When not crediting everyone else, from Patriots coach Bill Belichick to his teammates to wife Gisele Bundchen or his hair stylist, Brady explains his success as a matter of experience.
"I've been here for a while, so I've seen our offense evolve," the 11-year veteran told The AP. "We do some different things now than we've done in the past. Ultimately, we're still trying to do the same thing, which is be productive and win games."
In the "NFL Total Access" interview, Brady credited the Patriots' offensive success to "a collective effort by the group of skill players that we have and the offensive line," said it was "a lot of fun each week trying to find different ways to utilize all those guys so we could go into the game feeling really good, feeling prepared with the game plan, understanding that if we just went out and executed, we were going to score some points."
Wide receiver Deion Branch, the 2005 Super Bowl MVP who returned to the Patriots in a midseason trade from the Seattle Seahawks, believes Brady gets his edge because he can be a nerd.
"Tom studies a lot," Branch said late in the season. "We get the bulk of it in the meeting rooms with just the players, when we sit down to go over the things that he's been looking at. It carries over to the practice field as well. Tom is a dork when it comes to that, so I'm going to leave that alone, but Tom is a dork in that meeting room."
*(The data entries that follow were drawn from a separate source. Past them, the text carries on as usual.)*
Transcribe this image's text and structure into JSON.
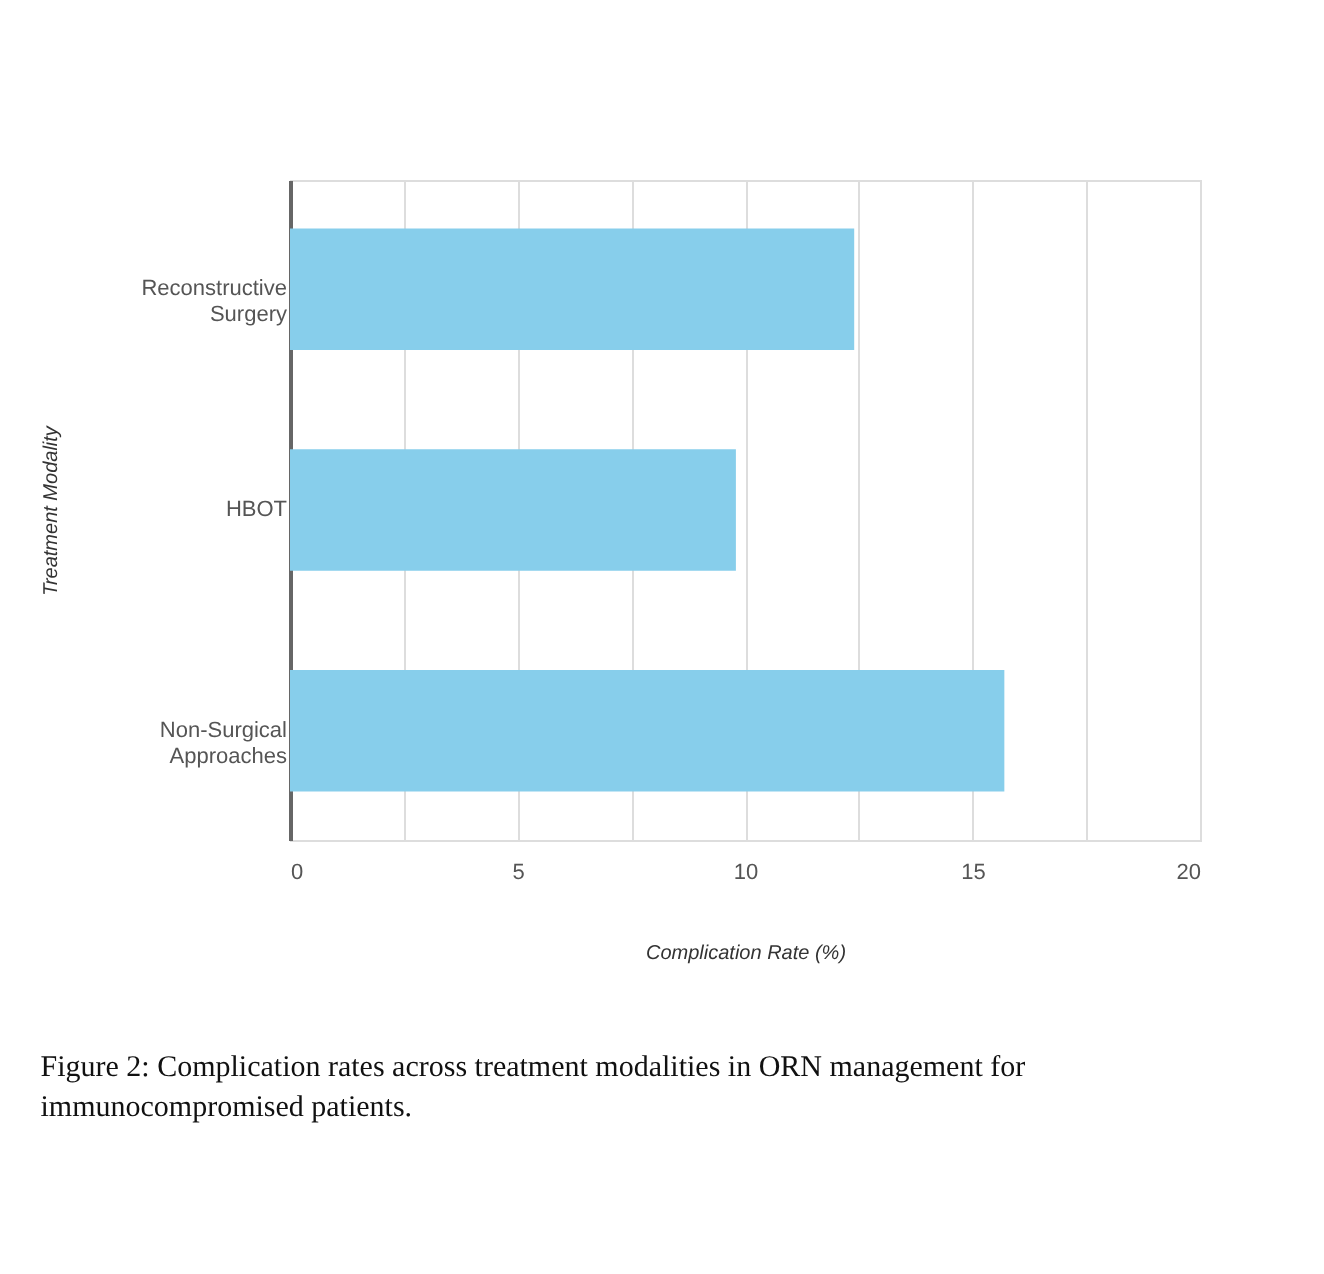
{
  "chart_data": {
    "type": "bar",
    "orientation": "horizontal",
    "categories": [
      "Reconstructive Surgery",
      "HBOT",
      "Non-Surgical Approaches"
    ],
    "values": [
      12.4,
      9.8,
      15.7
    ],
    "color": "#87ceeb",
    "xlabel": "Complication Rate (%)",
    "ylabel": "Treatment Modality",
    "xlim": [
      0,
      20
    ],
    "xticks": [
      0,
      {
        "value": 2.5,
        "label": null
      },
      5,
      {
        "value": 7.5,
        "label": null
      },
      10,
      {
        "value": 12.5,
        "label": null
      },
      15,
      {
        "value": 17.5,
        "label": null
      },
      20
    ],
    "grid": "x",
    "annotations": [
      "Figure 2: Complication rates across treatment modalities in ORN management for immunocompromised patients."
    ]
  }
}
A dork? Hardly a description often associated with a three-time Super Bowl champion quarterback who's married to a supermodel.
"Maybe, yeah," Brady said. "I could see that, you know? I'm flattered."
Also flattering: Brady is the only quarterback and only active player to win the award twice.
Brady is the sixth multiple winner of the award, which has been presented since 1972. The others are Earl Campbell, Jerry Rice, Barry Sanders, Terrell Davis, Barry Sanders and Marshall Faulk. Campbell (1978-80) and Faulk (1999-2001) are three-time recipients.
Brady passed for 300 or more yards on four occasions this season, twice threw four touchdown passes -- in Week 12 against the Detroit Lions and Week 13 against the Jets -- and was intercepted by just two opponents. The Jets picked off Brady twice in their Week 2 victory, and the Baltimore Ravens had two in a Week 6 decision over the Patriots.
Brady, who failed to reach 4,000 passing yards after surpassing the mark three times in the previous five seasons, this season climbed to 19th on the NFL's career passing-yardage list (34,744) and into a tie for 10th, with Dave Kreig, for career touchdown throws (261).
Vick, the runner-up for the award, enjoyed a comeback season that led him to the Pro Bowl. After missing two seasons while serving a federal sentence for dogfighting, then sitting as a backup for the Eagles last season, Vick finished fourth in passer rating (career-best 100.2), threw 21 TD passes and just six interceptions, and rushed for 676 yards and nine scores.
Also receiving votes for NFL Offensive Player of the Year were Houston Texans running back Arian Foster (seven), Rivers (five), and Atlanta Falcons receiver Roddy White, Green Bay Packers quarterback Aaron Rodgers and Eagles wide receiver DeSean Jackson (two each).